Władze miejskie apelują o zgłaszanie zbyt niskiej temperatury w mieszkaniach dzwoniąc na numer 311.
W ostatnich dniach do chicagowskiego departamentu budynków mieszkalnych (Chicago Department of Buildings) wpłynęły 254 zażalenia, z których wiele będzie miało prawdopodobnie finał w sądzie.
Pomocy można szukać również w organizacji broniącej praw lokatorów, Metropolitan Tenants Organization. Przedstawiciele MTO podkreślają, że właściciel domu oczekując pełnego czynszu, musi zapewnić lokatorom godziwe warunki.

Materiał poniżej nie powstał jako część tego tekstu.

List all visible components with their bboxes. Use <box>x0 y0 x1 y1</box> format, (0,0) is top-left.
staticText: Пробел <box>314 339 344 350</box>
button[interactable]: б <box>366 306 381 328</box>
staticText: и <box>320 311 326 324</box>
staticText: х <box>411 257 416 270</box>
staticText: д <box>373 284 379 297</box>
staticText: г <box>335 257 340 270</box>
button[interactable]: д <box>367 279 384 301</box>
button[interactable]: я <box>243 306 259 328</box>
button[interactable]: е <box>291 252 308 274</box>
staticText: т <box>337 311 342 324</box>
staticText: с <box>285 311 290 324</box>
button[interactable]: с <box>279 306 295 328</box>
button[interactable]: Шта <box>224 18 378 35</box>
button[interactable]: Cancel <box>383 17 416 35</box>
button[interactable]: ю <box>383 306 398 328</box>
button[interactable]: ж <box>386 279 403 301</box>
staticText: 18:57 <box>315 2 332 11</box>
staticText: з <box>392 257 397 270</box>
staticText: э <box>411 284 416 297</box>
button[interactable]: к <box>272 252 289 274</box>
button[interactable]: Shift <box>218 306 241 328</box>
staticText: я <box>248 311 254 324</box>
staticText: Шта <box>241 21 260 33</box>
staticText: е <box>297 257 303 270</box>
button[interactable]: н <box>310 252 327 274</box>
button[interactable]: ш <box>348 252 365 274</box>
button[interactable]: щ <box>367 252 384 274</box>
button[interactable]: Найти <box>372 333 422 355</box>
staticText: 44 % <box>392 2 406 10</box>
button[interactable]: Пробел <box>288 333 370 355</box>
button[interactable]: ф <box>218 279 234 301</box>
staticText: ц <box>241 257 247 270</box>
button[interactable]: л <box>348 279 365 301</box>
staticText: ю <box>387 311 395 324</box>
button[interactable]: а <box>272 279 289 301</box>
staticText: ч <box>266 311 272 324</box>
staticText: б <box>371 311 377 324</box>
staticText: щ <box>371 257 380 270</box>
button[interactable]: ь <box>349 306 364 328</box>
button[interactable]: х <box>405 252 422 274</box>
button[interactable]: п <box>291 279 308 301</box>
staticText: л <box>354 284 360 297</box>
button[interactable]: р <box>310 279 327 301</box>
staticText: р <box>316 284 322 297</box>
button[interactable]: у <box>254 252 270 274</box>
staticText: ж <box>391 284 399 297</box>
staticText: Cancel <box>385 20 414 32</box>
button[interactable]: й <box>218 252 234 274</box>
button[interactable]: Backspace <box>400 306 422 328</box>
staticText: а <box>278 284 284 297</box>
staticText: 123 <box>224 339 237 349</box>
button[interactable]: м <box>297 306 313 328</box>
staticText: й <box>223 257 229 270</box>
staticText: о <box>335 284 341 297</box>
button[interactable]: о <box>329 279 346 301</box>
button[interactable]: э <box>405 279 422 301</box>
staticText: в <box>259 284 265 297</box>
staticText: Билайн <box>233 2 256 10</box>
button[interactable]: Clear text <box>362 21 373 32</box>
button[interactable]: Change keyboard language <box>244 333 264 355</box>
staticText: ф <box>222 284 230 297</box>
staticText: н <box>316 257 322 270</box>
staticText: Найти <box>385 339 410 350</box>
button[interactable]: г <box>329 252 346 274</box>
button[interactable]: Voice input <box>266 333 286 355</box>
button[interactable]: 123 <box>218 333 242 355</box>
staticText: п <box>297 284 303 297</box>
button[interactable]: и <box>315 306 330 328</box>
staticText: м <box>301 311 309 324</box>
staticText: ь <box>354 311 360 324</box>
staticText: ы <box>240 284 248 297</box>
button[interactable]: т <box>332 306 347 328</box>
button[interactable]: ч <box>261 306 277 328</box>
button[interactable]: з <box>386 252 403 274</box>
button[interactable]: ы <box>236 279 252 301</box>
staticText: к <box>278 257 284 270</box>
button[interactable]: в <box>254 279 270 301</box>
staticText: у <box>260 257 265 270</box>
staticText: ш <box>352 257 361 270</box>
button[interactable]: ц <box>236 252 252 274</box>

Skargę na brak ogrzewania można wysłać poleconym listem do menedżera budynku, domagając się odpowiedniej temperatury w wynajmowanym mieszkaniu. Przepisy miejskie pozwalają na obniżenie czynszu, jeśli właściciel nie zareaguje na takie żądanie w ciągu 24 godzin.
Jak twierdzą przedstawiciele MTO, wzrasta liczba właścicieli, którzy stosują czasomierze wyłączające ogrzewanie na noc. Takie sytuacje utrudniają inspektorom dochodzenie.